Background information
- Born: 1912 Tehran, Iran
- Died: December 1993 (aged 80–81) Tehran, Iran
- Genres: Persian classical
- Occupation(s): Composer, pianist
- Instrument: Piano

= Javad Maroufi =

Javād Ma'roufi (جواد معروفی), (1912 in Tehran – December 7, 1993, in Tehran) was an Iranian composer and pianist.

==Biography==
Javād Ma'roufi was born in Tehran to the musician father Musā Ma'roufi and mother Ozrā Ma'roufi (or Ezra Ma'roufi) who were both distinguished pupils of Darvish Khan, a renowned music master of the time in Iran.

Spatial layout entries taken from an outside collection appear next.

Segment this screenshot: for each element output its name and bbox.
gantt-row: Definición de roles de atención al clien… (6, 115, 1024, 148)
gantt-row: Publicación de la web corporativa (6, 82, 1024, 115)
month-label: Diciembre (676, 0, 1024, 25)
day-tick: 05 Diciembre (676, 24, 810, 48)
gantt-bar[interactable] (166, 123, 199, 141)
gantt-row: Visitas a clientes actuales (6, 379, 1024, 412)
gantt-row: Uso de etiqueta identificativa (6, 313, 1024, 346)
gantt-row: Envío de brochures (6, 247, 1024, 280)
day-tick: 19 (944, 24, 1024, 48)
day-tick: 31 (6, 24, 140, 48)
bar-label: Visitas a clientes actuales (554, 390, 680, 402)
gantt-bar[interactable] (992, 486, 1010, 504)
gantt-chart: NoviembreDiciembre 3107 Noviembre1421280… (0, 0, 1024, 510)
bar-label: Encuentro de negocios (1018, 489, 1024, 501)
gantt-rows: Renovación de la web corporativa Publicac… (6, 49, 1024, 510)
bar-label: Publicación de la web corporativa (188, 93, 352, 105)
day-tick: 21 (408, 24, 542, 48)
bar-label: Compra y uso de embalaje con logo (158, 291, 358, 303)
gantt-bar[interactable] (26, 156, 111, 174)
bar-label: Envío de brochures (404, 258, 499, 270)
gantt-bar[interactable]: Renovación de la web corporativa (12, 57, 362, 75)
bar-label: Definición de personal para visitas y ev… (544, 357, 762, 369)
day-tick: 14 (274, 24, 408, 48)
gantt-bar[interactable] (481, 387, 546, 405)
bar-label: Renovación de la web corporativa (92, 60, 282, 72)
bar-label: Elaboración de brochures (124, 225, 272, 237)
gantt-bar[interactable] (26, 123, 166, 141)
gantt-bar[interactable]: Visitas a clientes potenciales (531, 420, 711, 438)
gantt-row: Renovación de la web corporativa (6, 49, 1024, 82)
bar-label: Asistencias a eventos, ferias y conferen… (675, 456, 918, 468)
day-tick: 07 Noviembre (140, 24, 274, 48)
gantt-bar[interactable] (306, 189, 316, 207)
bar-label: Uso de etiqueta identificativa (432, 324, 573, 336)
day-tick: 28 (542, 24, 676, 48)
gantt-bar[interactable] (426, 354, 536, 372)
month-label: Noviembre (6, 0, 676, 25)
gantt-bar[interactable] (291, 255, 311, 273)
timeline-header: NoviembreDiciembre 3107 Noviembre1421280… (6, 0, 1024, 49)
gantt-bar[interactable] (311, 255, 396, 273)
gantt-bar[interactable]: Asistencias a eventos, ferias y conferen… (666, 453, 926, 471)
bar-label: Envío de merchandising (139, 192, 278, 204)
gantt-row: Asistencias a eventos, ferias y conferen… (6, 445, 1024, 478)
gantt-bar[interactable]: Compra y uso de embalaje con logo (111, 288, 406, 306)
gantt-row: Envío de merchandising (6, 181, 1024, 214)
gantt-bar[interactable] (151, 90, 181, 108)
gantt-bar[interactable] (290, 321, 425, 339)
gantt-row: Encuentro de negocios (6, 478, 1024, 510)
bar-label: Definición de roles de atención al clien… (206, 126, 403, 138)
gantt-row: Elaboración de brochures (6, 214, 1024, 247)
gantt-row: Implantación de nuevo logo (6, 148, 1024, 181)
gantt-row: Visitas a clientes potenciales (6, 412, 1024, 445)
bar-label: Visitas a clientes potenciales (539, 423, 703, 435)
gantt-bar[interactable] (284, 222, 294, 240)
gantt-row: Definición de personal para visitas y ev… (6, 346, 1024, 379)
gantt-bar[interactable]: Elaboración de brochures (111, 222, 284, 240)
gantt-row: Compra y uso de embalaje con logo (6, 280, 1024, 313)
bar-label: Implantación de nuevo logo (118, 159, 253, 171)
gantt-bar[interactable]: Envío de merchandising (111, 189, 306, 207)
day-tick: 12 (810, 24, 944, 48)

Javād Ma'roufi lost his mother at a young age, and consequently grew up with his paternal family. He was taught in music first by his father, playing both the tar and the violin. At age fourteen, he attended the Academy of Music of which Ali-Naqi Vaziri was the director and where he studied the piano under the music master Tatiana Kharatian. During this period he studied works by Chopin, Mozart, Beethoven and Bach.

His more well-known compositions include "Jila Fantasy", "Golden dreams", and "Ashura".

== Death ==
Ma'roufi died in the morning of Tuesday 7 December 1993 (16 Āzar 1372 AH) in a hospital in Tehran.